1. Politique et diplomatie
L’OTAN obsolète, l’UE ennemie, la Russie dans le G7
Dès sa campagne, Donald Trump prône un rapprochement avec Moscou. Il critique ouvertement les alliances occidentales au bénéfice d’une entente avec Poutine. En janvier 2017, avant son investiture, il juge l’OTAN « obsolète » car incapable de combattre le terrorisme (Reuters). De même, en 2018, il choque les alliés en qualifiant l’Union européenne de « ennemi » commercial des États-Unis – citant l’UE avant même la Russie ou la Chine parmi les adversaires économiques de l’Amérique (The Independent). Ce discours, qui affaiblit la cohésion occidentale sert objectivement les intérêts du Kremlin. Trump a par ailleurs plaidé pour réintégrer la Russie dans le G7 (ex-G8) dont elle avait été exclue après l’annexion de la Crimée. Il déclare qu’« c’était une erreur » d’en avoir expulsé Moscou et qu’il « adorerait les revoir [dans le G7] » (Reuters). En 2018 et 2019, il propose ainsi d’inviter Poutine aux sommets internationaux, malgré la réticence de ses alliés.

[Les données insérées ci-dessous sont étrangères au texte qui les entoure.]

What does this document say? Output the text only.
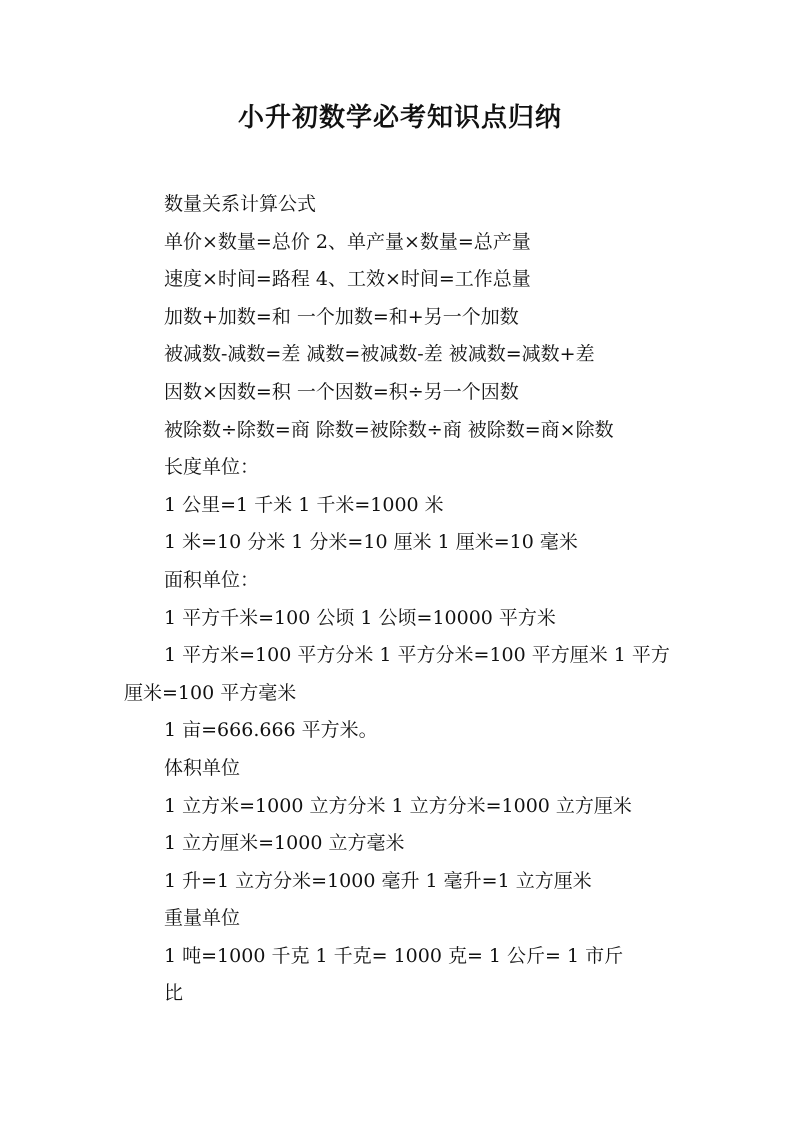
小升初数学必考知识点归纳

数量关系计算公式

单价×数量=总价 2、单产量×数量=总产量

速度×时间=路程 4、工效×时间=工作总量

加数+加数=和 一个加数=和+另一个加数

被减数-减数=差 减数=被减数-差 被减数=减数+差

因数×因数=积 一个因数=积÷另一个因数

被除数÷除数=商 除数=被除数÷商 被除数=商×除数

长度单位：

1 公里=1 千米 1 千米=1000 米

1 米=10 分米 1 分米=10 厘米 1 厘米=10 毫米

面积单位：

1 平方千米=100 公顷 1 公顷=10000 平方米

1 平方米=100 平方分米 1 平方分米=100 平方厘米 1 平方厘米=100 平方毫米

1 亩=666.666 平方米。

体积单位

1 立方米=1000 立方分米 1 立方分米=1000 立方厘米

1 立方厘米=1000 立方毫米

1 升=1 立方分米=1000 毫升 1 毫升=1 立方厘米

重量单位

1 吨=1000 千克 1 千克= 1000 克= 1 公斤= 1 市斤

比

Bienveillant avec Moscou, brusque avec ses alliés
Sur la scène bilatérale, Trump adopte un ton remarquablement conciliant avec Vladimir Poutine. Il organise plusieurs rencontres de haut niveau (par ex. sommets de 2018 à Helsinki et de 2017 à Hambourg) en évitant tout affrontement public. En mars 2018, il appelle Poutine pour le féliciter de sa réélection, malgré des instructions écrites de ses conseillers de « NE PAS FÉLICITER » le président russe ni d’évoquer l’empoisonnement d’un ex-agent au Royaume-Uni. Trump n’a suivi « aucune de ces suggestions », éludant aussi le sujet des ingérences électorales ( Business Insider). D’après le Washington Post, il s’est limité aux « sujets de coopération » et a qualifié cet entretien de « très bon appel » (Business Insider). Cette bienveillance diplomatique contraste avec sa brusquerie envers de nombreux dirigeants alliés. Plusieurs sources ont également révélé qu’en 2018 Trump a envisagé en privé un retrait pur et simple des États-Unis de l’OTAN – ce qui « aurait pour effet de détruire » l’alliance et de « donner le plus grand succès dont Poutine puisse rêver » selon des officiels cités par le New York Times . S’il ne l’a pas mis à exécution, cette seule menace a semé le doute sur l’engagement américain en Europe, au bénéfice de Moscou.
2. Économie et affaires
Une Trump Tower à Moscou ?
Sur le plan économique, Donald Trump et son entourage ont entretenu des liens d’affaires importants avec la Russie, nourrissant l’idée d’une complaisance à l’égard de Poutine. Sa société Trump Organization a longtemps courtisé les capitaux russes. En 2008, son fils Donald Jr. admettait lors d’une conférence immobilière que « les Russes constituent une proportion assez disproportionnée de [leurs] actifs… « On voit beaucoup d’argent affluer de Russie » (Politico). Trump lui-même a organisé en 2013 son concours Miss Univers à Moscou, en partenariat avec des oligarques proches du Kremlin, et a cherché à y développer un projet de Trump Tower. Pendant la campagne de 2016, son équipe négociait discrètement la construction d’une Trump Tower à Moscou, au point que Michael Cohen, son avocat personnel, a admis avoir menti au Congrès sur ce sujet. Il avait affirmé que les pourparlers s’étaient arrêtés en janvier 2016, alors qu’ils ont en réalité continué jusqu’en juin 2016 en pleine primaire présidentielle (POLITICO). Cohen a même confirmé avoir contacté le porte-parole de M. Poutine (Dmitri Peskov) pour faire avancer ce projet (POLITICO). Ces intérêts financiers ont alimenté l’impression que Trump pouvait être indulgent envers Moscou pour des raisons personnelles.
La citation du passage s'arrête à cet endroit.